そこで、映画産業スタイルの融資がデベロッパーにはある意味魅力的です。なぜなら、映画産業スタイルの融資は、柔軟性を提示し、創造の自由を約束するからです。市場状況にフレキシブルなパブリッシャーに束縛されることがなくなれば、ゲームスタジオはどんなゲームも願えば作り出すことができると思えるようになります。現実的には、パブリッシャーなしでは、その他の代替融資には手は届きません。 「お金はそこにあるのです。」American McGeeのクリエイティブ・ディレクター カーボン・シックス氏は説明します。「でも販売数の保証か、または担保がなければ、銀行はお金を貸してはくれません。小さい会社やチームにとっては、映画産業のスタイルなんて手の届かないものなのです。」
もっとも一般的に議論される変化は、映画ビジネスにおけるネガティブなピックアップ・ディール(回収契約)と、より広く知られているその付帯品「完成保証証券」と呼ばれるものです。オスカーのノミネート作品、例えば「リービング・ラスベガス」「ダンス・ウィズ・ウルブス」「イングリッシュ・ペイシェント」は、完成保証証券なくしては、完成されることはなかったでしょう。この制度に基づき、パブリッシャーは完成したゲームの配給を契約します。この契約を担保として、デベロッパーは会社や個人の投資家から開発資金を借りるのです。契約の条件に基づき、ゲームが完成し、実際に市場に出ることを保証するため、銀行あるいは投資家は、完成保証証券の発行を主張するのです。この契約は、プロジェクトが指定された期間内に完成され、そのコストが当初投資額を超えない場合なら誰にでも役立ちます。
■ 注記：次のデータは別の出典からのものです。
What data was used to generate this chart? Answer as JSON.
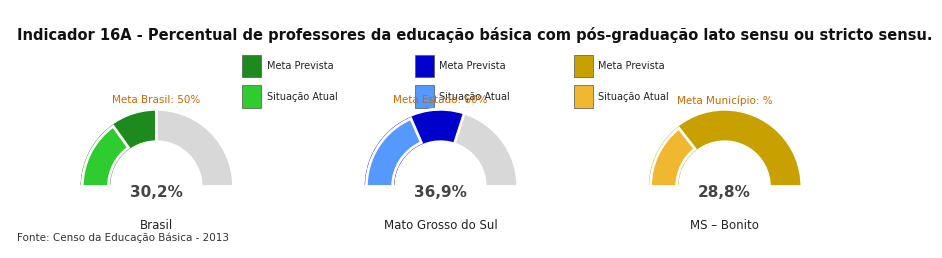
{
  "title": "Indicador 16A - Percentual de professores da educação básica com pós-graduação lato sensu ou stricto sensu.",
  "title_fontsize": 10.5,
  "footer": "Fonte: Censo da Educação Básica - 2013",
  "gauges": [
    {
      "label": "Brasil",
      "meta_label": "Meta Brasil: 50%",
      "meta_value": 50,
      "actual_value": 30.2,
      "actual_label": "30,2%",
      "color_meta": "#1e8a1e",
      "color_actual": "#2ecc2e",
      "color_bg": "#d8d8d8"
    },
    {
      "label": "Mato Grosso do Sul",
      "meta_label": "Meta Estado: 60%",
      "meta_value": 60,
      "actual_value": 36.9,
      "actual_label": "36,9%",
      "color_meta": "#0000cc",
      "color_actual": "#5599ff",
      "color_bg": "#d8d8d8"
    },
    {
      "label": "MS – Bonito",
      "meta_label": "Meta Município: %",
      "meta_value": 100,
      "actual_value": 28.8,
      "actual_label": "28,8%",
      "color_meta": "#c8a000",
      "color_actual": "#f0b830",
      "color_bg": "#d8d8d8"
    }
  ],
  "legend_items": [
    {
      "label": "Meta Prevista",
      "color": "#1e8a1e"
    },
    {
      "label": "Situação Atual",
      "color": "#2ecc2e"
    },
    {
      "label": "Meta Prevista",
      "color": "#0000cc"
    },
    {
      "label": "Situação Atual",
      "color": "#5599ff"
    },
    {
      "label": "Meta Prevista",
      "color": "#c8a000"
    },
    {
      "label": "Situação Atual",
      "color": "#f0b830"
    }
  ],
  "meta_label_color": "#cc6600",
  "value_label_color": "#444444",
  "gauge_label_color": "#222222",
  "bg_color": "#ffffff",
  "border_color": "#bbbbbb",
  "title_bg": "#f0f0f0",
  "footer_bg": "#f0f0f0"
}
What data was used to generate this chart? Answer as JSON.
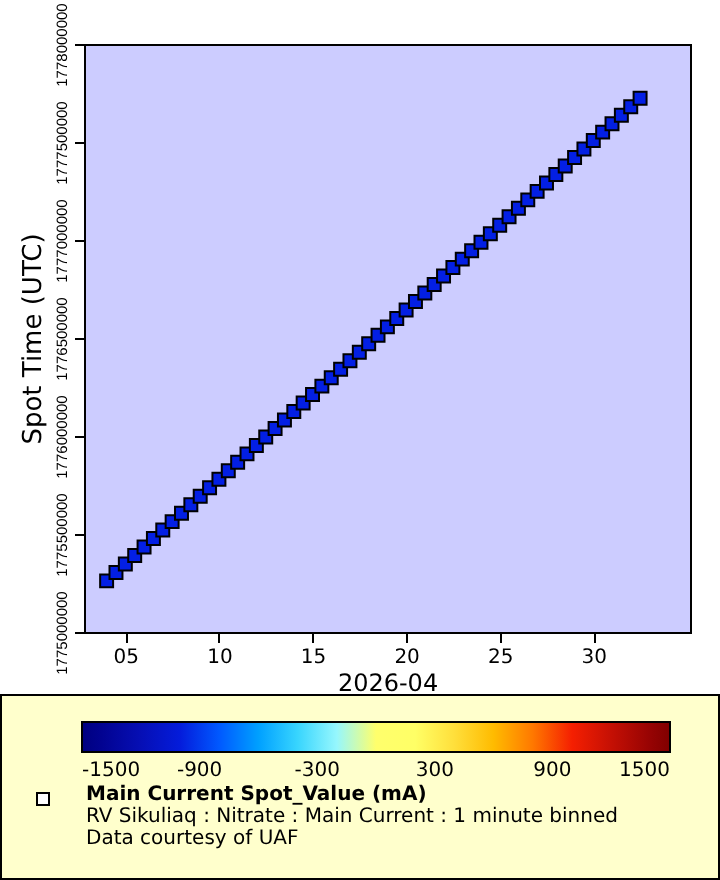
{
  "chart_data": {
    "type": "scatter",
    "xlabel": "2026-04",
    "ylabel": "Spot Time (UTC)",
    "clabel": "Main Current Spot_Value (mA)",
    "annotations": [
      "RV Sikuliaq : Nitrate : Main Current : 1 minute binned",
      "Data courtesy of UAF"
    ],
    "marker": "square",
    "xlim": [
      "2026-04-02T19:00",
      "2026-05-05T04:00"
    ],
    "xticks": [
      {
        "value": "2026-04-05",
        "label": "05"
      },
      {
        "value": "2026-04-10",
        "label": "10"
      },
      {
        "value": "2026-04-15",
        "label": "15"
      },
      {
        "value": "2026-04-20",
        "label": "20"
      },
      {
        "value": "2026-04-25",
        "label": "25"
      },
      {
        "value": "2026-04-30",
        "label": "30"
      }
    ],
    "ylim": [
      1775000000,
      1778000000
    ],
    "yticks": [
      1775000000,
      1775500000,
      1776000000,
      1776500000,
      1777000000,
      1777500000,
      1778000000
    ],
    "clim": [
      -1500,
      1500
    ],
    "cticks": [
      -1500,
      -900,
      -300,
      300,
      900,
      1500
    ],
    "x": [
      "2026-04-04T00:00",
      "2026-04-04T12:00",
      "2026-04-05T00:00",
      "2026-04-05T12:00",
      "2026-04-06T00:00",
      "2026-04-06T12:00",
      "2026-04-07T00:00",
      "2026-04-07T12:00",
      "2026-04-08T00:00",
      "2026-04-08T12:00",
      "2026-04-09T00:00",
      "2026-04-09T12:00",
      "2026-04-10T00:00",
      "2026-04-10T12:00",
      "2026-04-11T00:00",
      "2026-04-11T12:00",
      "2026-04-12T00:00",
      "2026-04-12T12:00",
      "2026-04-13T00:00",
      "2026-04-13T12:00",
      "2026-04-14T00:00",
      "2026-04-14T12:00",
      "2026-04-15T00:00",
      "2026-04-15T12:00",
      "2026-04-16T00:00",
      "2026-04-16T12:00",
      "2026-04-17T00:00",
      "2026-04-17T12:00",
      "2026-04-18T00:00",
      "2026-04-18T12:00",
      "2026-04-19T00:00",
      "2026-04-19T12:00",
      "2026-04-20T00:00",
      "2026-04-20T12:00",
      "2026-04-21T00:00",
      "2026-04-21T12:00",
      "2026-04-22T00:00",
      "2026-04-22T12:00",
      "2026-04-23T00:00",
      "2026-04-23T12:00",
      "2026-04-24T00:00",
      "2026-04-24T12:00",
      "2026-04-25T00:00",
      "2026-04-25T12:00",
      "2026-04-26T00:00",
      "2026-04-26T12:00",
      "2026-04-27T00:00",
      "2026-04-27T12:00",
      "2026-04-28T00:00",
      "2026-04-28T12:00",
      "2026-04-29T00:00",
      "2026-04-29T12:00",
      "2026-04-30T00:00",
      "2026-04-30T12:00",
      "2026-05-01T00:00",
      "2026-05-01T12:00",
      "2026-05-02T00:00",
      "2026-05-02T12:00"
    ],
    "values": [
      1775260800,
      1775304000,
      1775347200,
      1775390400,
      1775433600,
      1775476800,
      1775520000,
      1775563200,
      1775606400,
      1775649600,
      1775692800,
      1775736000,
      1775779200,
      1775822400,
      1775865600,
      1775908800,
      1775952000,
      1775995200,
      1776038400,
      1776081600,
      1776124800,
      1776168000,
      1776211200,
      1776254400,
      1776297600,
      1776340800,
      1776384000,
      1776427200,
      1776470400,
      1776513600,
      1776556800,
      1776600000,
      1776643200,
      1776686400,
      1776729600,
      1776772800,
      1776816000,
      1776859200,
      1776902400,
      1776945600,
      1776988800,
      1777032000,
      1777075200,
      1777118400,
      1777161600,
      1777204800,
      1777248000,
      1777291200,
      1777334400,
      1777377600,
      1777420800,
      1777464000,
      1777507200,
      1777550400,
      1777593600,
      1777636800,
      1777680000,
      1777723200
    ],
    "cvalues": [
      -950,
      -950,
      -950,
      -950,
      -950,
      -950,
      -950,
      -950,
      -950,
      -950,
      -950,
      -950,
      -950,
      -950,
      -950,
      -950,
      -950,
      -950,
      -950,
      -950,
      -950,
      -950,
      -950,
      -950,
      -950,
      -950,
      -950,
      -950,
      -950,
      -950,
      -950,
      -950,
      -950,
      -950,
      -950,
      -950,
      -950,
      -950,
      -950,
      -950,
      -950,
      -950,
      -950,
      -950,
      -950,
      -950,
      -950,
      -950,
      -950,
      -950,
      -950,
      -950,
      -950,
      -950,
      -950,
      -950,
      -950,
      -950
    ]
  }
}
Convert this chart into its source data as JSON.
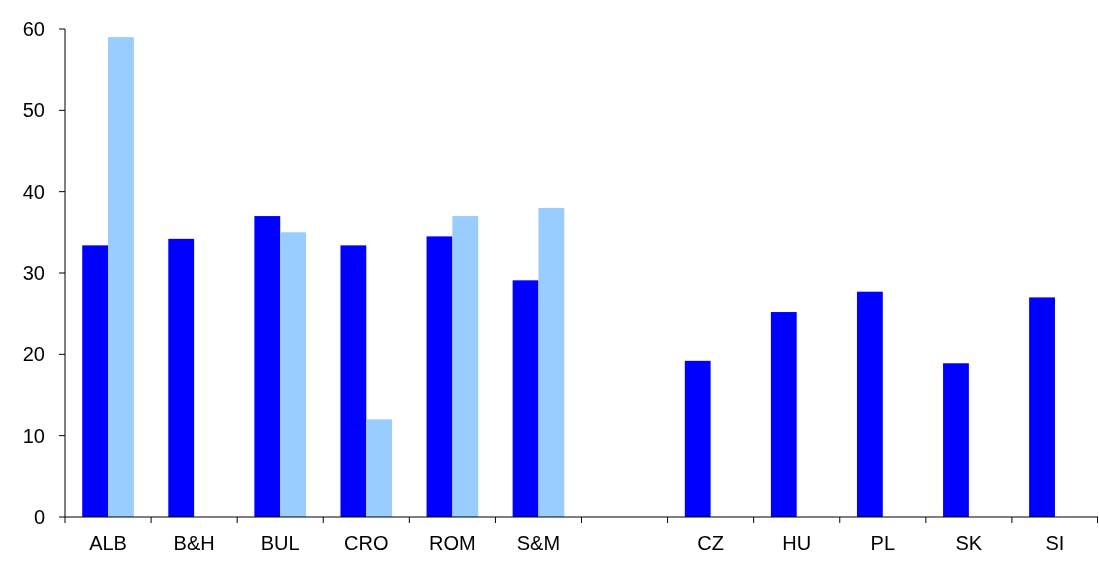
{
  "chart_data": {
    "type": "bar",
    "categories": [
      "ALB",
      "B&H",
      "BUL",
      "CRO",
      "ROM",
      "S&M",
      null,
      "CZ",
      "HU",
      "PL",
      "SK",
      "SI"
    ],
    "series": [
      {
        "color": "#0000ff",
        "values": [
          33.4,
          34.2,
          37.0,
          33.4,
          34.5,
          29.1,
          null,
          19.2,
          25.2,
          27.7,
          18.9,
          27.0
        ]
      },
      {
        "color": "#99ccff",
        "values": [
          59.0,
          null,
          35.0,
          12.0,
          37.0,
          38.0,
          null,
          null,
          null,
          null,
          null,
          null
        ]
      }
    ],
    "ylim": [
      0,
      60
    ],
    "yticks": [
      0,
      10,
      20,
      30,
      40,
      50,
      60
    ]
  }
}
ゲームスタジオにとっては、その利点はとても魅力的です。目標達成ごとではなく、開発費全てを前もって受け取ることで、大幅に開発プロセスを柔軟にすることもできます。より重要なのは、パブリッシャーが現在背負っているリスクを取り除くことで、完成保証証券による資金は、開発者が最終的にパブリッシャーからたくさんの、または高いロイヤリティレートを得る手段となるのです。